> Okay. Darn. While I don't write the queries for the application, I do
> interact with the company frequently. Their considering moving the
> queries into the database with PL/pgSQL. Currently their queries are
> done through ProvIV development using ODBC. Will context switching be
> minimized here by using PL/pgSQL?
Yes, yes, yes! :-)
Or maybe, depending on what you are doing. Moving application code into
the database has the potential to supercharge your system depending on
how it is structured.
Our company has done very detailed performance measurements on the
subject. We converted our COBOL based ERP to PostgreSQL by writing a
libpq wrapper to allow our COBOL runtime to read/write queries to the
database. If you don't know much about COBOL, let's just say it has a
'one record at a time' mentality. (read a record...do something...read a
record...do something...). It is these cases that really want to be
moved into the server.
Here are some rough performance numbers, but they are a pretty good
reflection why pl/pgsql is so good. The procedure in question here will
build a bill of materials for a fairly complex product assembly in an
order entry system. Since all users hate waiting for things, this is a
performance sensitive operation.
The baseline time is the COBOL app's pre-conversion-to-sql time to build
BOM-ISAM: 8 seconds
Using SQL queries instead of ISAM statements, our time suddenly leaps to
BOM-SQL: 20 seocnds.
A long, long, time ago, we implemented prepared statements into our
driver using the parameterized interface.

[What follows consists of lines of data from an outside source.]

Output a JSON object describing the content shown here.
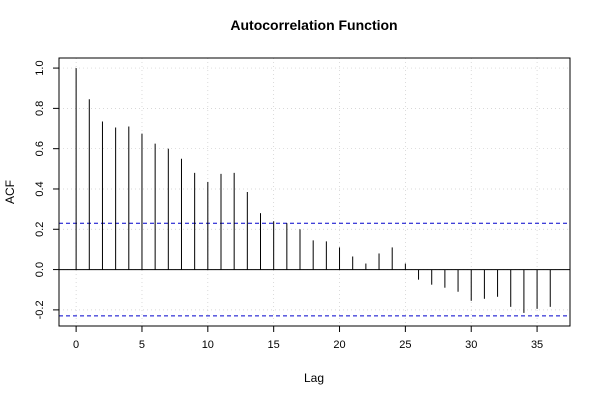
{
  "chart_data": {
    "type": "bar",
    "title": "Autocorrelation Function",
    "xlabel": "Lag",
    "ylabel": "ACF",
    "xlim": [
      -1.3,
      37.5
    ],
    "ylim": [
      -0.28,
      1.05
    ],
    "x_ticks": [
      0,
      5,
      10,
      15,
      20,
      25,
      30,
      35
    ],
    "y_ticks": [
      -0.2,
      0.0,
      0.2,
      0.4,
      0.6,
      0.8,
      1.0
    ],
    "y_tick_labels": [
      "-0.2",
      "0.0",
      "0.2",
      "0.4",
      "0.6",
      "0.8",
      "1.0"
    ],
    "lags": [
      0,
      1,
      2,
      3,
      4,
      5,
      6,
      7,
      8,
      9,
      10,
      11,
      12,
      13,
      14,
      15,
      16,
      17,
      18,
      19,
      20,
      21,
      22,
      23,
      24,
      25,
      26,
      27,
      28,
      29,
      30,
      31,
      32,
      33,
      34,
      35,
      36
    ],
    "acf": [
      1.0,
      0.845,
      0.735,
      0.705,
      0.71,
      0.675,
      0.625,
      0.6,
      0.55,
      0.48,
      0.435,
      0.475,
      0.48,
      0.385,
      0.28,
      0.24,
      0.23,
      0.2,
      0.145,
      0.14,
      0.11,
      0.065,
      0.03,
      0.08,
      0.11,
      0.03,
      -0.05,
      -0.075,
      -0.09,
      -0.11,
      -0.155,
      -0.145,
      -0.135,
      -0.185,
      -0.215,
      -0.195,
      -0.185
    ],
    "confidence_bound": 0.23,
    "grid": true,
    "colors": {
      "bars": "#000000",
      "confidence": "#0000cc",
      "zero_line": "#000000",
      "grid": "#cccccc"
    }
  }
}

BOM-SQL (prepared): 10 seconds
We converted the COBOL code to pl/pgsql. The logic is the same, however
easy record aggregations were taken via refcursors were made where
BOM-PL/PGSQL: 1 second
Even the commercial COBOL vendor's file system driver can't beat that
time when the application is running on the server. Also, pl/pgsql
routines are not latency sensitive, so they can be run over the internet
etc. In addition, having the server execute the business logic actually
*reduced* the cpu load on the server by greatly reducing the time the
server spent switching back and forth from network/processing.
Of course, ours is an extreme case but IMO, the benefits are real.